Fairview Mountain

This hike was done on May 16th, 2015 with Sandy and Chris. It was the first time the three of us went out together.

Our original mountain was Lady MacDonald, but because Canmore was getting a fair but of rain, we chose to go to a less wet area… It wasn’t the smartest but we were determined!

We got into Lake Louise at around 8:30am and walked to the chateau (to find a bathroom that was open). When we returned to our car, they had opened the washroom in the parking lot (on account of the numerous tour busses now parked there). We got ready and hit the trail (it should be noted that the mountains all around were covered in snow and while it looked cold out, it wasn’t bad). So onto the trail we went! We turned out first corner (right from the parking lot) and almost stopped dead in our tracks; snow on the trail.

The forest trail had nice scenery; lots of pine trees, moss hanging from the branches, and snow. There was a lot of that white stuff. The trail climbed steeply and in some cases, we were thankful for the snow because it allowed us to get a good grip and climb a bit better. There were sections that the snow had melted, then froze, so there were a lot of icy patches.

After a couple km, we came to some avalanche fallout areas. There were a few fresher patches of fallen snow, but nothing recent in the last few days. The mountain was relatively free of overhanging snow but there were still some slopes that had some that could still fall. We were on the lookout for all the warning signs and we were prepared to try and miss an avalanche (but really, no one can truly miss an avalanche when it’s above you; you can only prepare yourself to either get out of the way OR be in the way).

We got to the final stretch to the Saddleback Pass. By this time, the snow had become waist deep and while we tried to stay on hard packed stuff to avoid falling through, it seemed that we were in the snow more than on top. Every few steps we would sink; it was becoming a bit hard to slog through. This last stretch was worse than what we had encountered previously. Whoever rated this as a Spring hike needs to check their seasons again; this is a Summer hike only. If there is snow on the mountain, do not attempt this hike.

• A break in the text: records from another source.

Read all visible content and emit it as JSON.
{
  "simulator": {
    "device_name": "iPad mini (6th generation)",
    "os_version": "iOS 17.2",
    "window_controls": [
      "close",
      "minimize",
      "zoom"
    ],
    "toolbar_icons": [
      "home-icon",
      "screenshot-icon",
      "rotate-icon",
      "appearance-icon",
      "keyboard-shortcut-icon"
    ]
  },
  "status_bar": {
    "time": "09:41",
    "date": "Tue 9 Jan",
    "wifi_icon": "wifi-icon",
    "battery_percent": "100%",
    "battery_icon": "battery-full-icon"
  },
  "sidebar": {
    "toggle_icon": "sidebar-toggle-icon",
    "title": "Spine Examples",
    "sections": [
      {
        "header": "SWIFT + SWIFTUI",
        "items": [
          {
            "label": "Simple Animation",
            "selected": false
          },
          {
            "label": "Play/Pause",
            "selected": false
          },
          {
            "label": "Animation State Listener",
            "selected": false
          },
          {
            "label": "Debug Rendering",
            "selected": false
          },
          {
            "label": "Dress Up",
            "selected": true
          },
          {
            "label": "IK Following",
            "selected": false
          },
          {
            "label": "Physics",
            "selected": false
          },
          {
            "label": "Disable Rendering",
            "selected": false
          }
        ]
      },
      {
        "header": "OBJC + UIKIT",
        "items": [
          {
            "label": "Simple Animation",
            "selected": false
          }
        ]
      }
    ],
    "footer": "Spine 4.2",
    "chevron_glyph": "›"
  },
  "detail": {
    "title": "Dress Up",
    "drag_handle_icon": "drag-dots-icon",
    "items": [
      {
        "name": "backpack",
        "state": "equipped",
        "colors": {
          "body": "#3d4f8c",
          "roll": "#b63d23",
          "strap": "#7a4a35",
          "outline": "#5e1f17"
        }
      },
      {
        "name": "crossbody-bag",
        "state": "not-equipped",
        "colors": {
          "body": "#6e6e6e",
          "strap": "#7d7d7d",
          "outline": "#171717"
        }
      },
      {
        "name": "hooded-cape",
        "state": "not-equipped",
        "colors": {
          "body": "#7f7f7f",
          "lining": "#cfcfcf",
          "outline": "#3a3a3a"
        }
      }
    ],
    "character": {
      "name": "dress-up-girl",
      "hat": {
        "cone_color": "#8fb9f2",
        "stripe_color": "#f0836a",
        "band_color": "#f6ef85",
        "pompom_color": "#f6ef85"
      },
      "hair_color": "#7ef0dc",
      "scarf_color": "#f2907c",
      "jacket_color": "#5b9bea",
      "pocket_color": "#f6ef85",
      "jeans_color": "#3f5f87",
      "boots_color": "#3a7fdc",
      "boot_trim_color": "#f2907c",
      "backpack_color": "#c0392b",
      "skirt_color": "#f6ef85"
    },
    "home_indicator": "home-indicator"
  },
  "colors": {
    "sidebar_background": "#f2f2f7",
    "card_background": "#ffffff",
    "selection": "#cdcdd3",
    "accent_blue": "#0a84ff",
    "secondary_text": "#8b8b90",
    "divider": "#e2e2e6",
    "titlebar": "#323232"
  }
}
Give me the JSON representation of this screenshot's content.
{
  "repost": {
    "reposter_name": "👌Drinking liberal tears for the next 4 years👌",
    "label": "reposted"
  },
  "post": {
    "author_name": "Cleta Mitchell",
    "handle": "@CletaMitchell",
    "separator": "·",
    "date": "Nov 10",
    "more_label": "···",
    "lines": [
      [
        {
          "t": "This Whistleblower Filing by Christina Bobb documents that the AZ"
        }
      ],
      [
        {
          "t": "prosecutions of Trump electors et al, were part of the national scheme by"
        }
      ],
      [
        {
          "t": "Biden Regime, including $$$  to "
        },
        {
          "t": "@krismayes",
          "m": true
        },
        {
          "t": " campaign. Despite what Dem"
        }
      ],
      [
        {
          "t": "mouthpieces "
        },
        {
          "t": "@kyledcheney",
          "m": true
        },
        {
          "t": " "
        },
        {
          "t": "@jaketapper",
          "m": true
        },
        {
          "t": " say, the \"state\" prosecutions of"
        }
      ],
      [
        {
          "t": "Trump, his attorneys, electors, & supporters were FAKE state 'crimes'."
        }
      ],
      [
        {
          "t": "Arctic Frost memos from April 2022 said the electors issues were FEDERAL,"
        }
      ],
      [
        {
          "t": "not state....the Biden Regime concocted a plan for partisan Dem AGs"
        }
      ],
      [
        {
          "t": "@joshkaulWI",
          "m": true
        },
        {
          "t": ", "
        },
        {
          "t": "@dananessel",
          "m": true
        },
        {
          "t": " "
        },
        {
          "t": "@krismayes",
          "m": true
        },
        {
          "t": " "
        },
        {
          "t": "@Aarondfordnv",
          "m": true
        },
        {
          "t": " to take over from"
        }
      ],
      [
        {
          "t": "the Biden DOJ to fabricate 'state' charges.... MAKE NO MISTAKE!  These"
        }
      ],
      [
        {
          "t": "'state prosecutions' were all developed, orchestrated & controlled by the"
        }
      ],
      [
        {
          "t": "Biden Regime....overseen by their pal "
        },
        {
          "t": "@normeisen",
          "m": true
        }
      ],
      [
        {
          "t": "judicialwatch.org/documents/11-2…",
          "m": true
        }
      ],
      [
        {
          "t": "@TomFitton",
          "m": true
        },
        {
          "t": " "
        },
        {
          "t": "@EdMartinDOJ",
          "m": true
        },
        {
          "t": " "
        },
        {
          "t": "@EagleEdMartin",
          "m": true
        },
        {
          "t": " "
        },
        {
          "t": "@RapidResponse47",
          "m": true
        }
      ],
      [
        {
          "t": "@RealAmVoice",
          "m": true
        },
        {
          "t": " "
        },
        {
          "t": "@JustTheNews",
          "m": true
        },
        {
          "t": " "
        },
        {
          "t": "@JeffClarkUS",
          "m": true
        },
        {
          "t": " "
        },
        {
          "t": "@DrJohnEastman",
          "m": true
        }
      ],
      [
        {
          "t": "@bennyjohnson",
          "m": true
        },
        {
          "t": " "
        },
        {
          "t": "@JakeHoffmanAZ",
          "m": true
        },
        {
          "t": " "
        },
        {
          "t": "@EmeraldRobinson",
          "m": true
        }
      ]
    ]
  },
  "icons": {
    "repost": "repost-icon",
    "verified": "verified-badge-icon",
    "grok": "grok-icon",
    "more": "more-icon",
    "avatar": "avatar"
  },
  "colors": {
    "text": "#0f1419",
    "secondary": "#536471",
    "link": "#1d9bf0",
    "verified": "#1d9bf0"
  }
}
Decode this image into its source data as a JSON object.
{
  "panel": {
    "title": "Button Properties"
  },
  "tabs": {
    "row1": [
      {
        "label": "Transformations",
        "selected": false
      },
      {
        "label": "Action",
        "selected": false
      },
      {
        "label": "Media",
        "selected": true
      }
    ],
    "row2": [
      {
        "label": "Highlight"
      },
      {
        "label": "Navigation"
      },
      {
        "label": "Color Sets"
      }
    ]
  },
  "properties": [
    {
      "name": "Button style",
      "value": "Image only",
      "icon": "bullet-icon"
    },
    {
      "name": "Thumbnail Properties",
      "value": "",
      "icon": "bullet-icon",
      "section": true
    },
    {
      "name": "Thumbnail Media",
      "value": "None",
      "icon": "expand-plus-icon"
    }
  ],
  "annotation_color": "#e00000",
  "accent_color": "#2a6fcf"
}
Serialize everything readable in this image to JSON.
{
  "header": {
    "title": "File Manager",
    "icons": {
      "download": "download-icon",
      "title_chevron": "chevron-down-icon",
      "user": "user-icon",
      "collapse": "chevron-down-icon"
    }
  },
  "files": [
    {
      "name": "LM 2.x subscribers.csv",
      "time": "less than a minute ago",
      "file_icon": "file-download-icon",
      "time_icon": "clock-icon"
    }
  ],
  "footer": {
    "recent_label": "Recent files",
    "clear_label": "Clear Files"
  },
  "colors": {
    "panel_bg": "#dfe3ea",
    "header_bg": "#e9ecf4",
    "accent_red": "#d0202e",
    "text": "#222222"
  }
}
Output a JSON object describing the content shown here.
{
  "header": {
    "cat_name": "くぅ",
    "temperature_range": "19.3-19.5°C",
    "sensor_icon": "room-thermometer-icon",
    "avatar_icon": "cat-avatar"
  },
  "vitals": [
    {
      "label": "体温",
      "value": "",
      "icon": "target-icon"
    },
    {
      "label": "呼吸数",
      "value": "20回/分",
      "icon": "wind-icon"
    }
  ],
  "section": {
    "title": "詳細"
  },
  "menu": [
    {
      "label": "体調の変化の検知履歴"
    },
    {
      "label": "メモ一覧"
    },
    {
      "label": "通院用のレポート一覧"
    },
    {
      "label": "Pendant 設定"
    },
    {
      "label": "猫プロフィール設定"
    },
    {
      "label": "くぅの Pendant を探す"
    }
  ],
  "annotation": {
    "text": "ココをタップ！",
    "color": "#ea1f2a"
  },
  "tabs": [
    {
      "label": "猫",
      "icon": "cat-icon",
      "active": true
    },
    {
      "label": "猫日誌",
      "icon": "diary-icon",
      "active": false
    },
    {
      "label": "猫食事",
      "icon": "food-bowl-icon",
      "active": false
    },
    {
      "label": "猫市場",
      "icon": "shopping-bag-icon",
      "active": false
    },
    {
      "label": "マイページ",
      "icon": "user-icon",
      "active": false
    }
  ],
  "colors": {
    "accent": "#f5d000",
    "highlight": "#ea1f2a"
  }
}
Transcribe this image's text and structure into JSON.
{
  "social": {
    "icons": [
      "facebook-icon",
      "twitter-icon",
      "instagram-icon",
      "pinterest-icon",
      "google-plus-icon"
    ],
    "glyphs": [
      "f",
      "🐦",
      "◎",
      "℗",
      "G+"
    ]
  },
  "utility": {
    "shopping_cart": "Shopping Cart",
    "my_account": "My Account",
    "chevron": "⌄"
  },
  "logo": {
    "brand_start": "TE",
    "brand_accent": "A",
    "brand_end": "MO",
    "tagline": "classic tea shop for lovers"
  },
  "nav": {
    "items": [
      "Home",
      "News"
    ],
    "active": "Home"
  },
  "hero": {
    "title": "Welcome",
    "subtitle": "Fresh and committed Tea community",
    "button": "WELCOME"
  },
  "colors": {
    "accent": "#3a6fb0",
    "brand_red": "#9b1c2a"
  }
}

It took us about 30 minutes to go 50 feet. I was in the lead and every step I took, I sunk up to my waist in snow. It wouldn’t be bad if both legs sunk, but when you take a step and that leg sinks all the way up to where things should stay warm, the other one has a tendency to be left behind on top of the snow. Flexibility was my friend today (thankfully!). There were times when my right leg would be straight out in front of me (sometimes just above waist line) and my left leg would be under snow. Sandy kept worrying that I would injure myself but I think the few things that prevented that were that I was flexible, when I sank, I didn’t fight it and tense up (let your muscles go a bit limp so that when you encountered that rock at the bottom, and you did, your ankle had no weight or little weight bearing down on it so it wouldn’t snap like a tree in an avalanche), and I tried to ease myself down and not drop like a rock off a cliff (using the other leg to bear some weight as you fall through is good, at least for me).

There was one point where I had created a hole in the snow and I was standing in it; no matter what step I took, I sunk and made a bigger hole. Soon, I was standing 2-3 feet below Sandy and Chris, cold and wet. This was the point where we admitted defeat and decided to turn back. It was getting to be noonish and realized that to summit this mountain, we would have to have snow shoes or come back in the summer. So off to the car we trekked.

The return trip was quicker, but getting through that stuff we spent 30 minutes “walking” through was challenging, we fell through more times than stayed on the top. On the way down, we did encounter a loud crack followed by a rumbling. Some of the snow on the steep slopes above us decided to come and meet us. Luckily for us, we were past the point it slid down to. This was the part of the hike in which I turned to Chris and said, “I think you should walk a bit faster” and so we all picked up our pace and made pretty good time down the now icy trail.

Once down to the car, we decided to celebrate our slogging adventure rather than reaching the summit. So we had shared a bottle of Prosseco. Because of this, we wandered around Lake Louise for 30-40 minutes to wear off the alcohol. We decided that it was a nice day to go into Banff and walk around (and eat!).

In Summary:

This trail is definitely rated properly at a difficult hike but it should be a Summer to early Fall as long as there is no snow (or perhaps less snow) on the mountain. The snow made it near impossible to get a good pace going. This is one hike to do in Mid June onwards. The views are amazing of the townsite and ski area across the valley and was almost worth the difficulty (I imagine the top of the mountain would prove to have better views).

I will post more pictures from Sandy and Chris’ phone when they become available.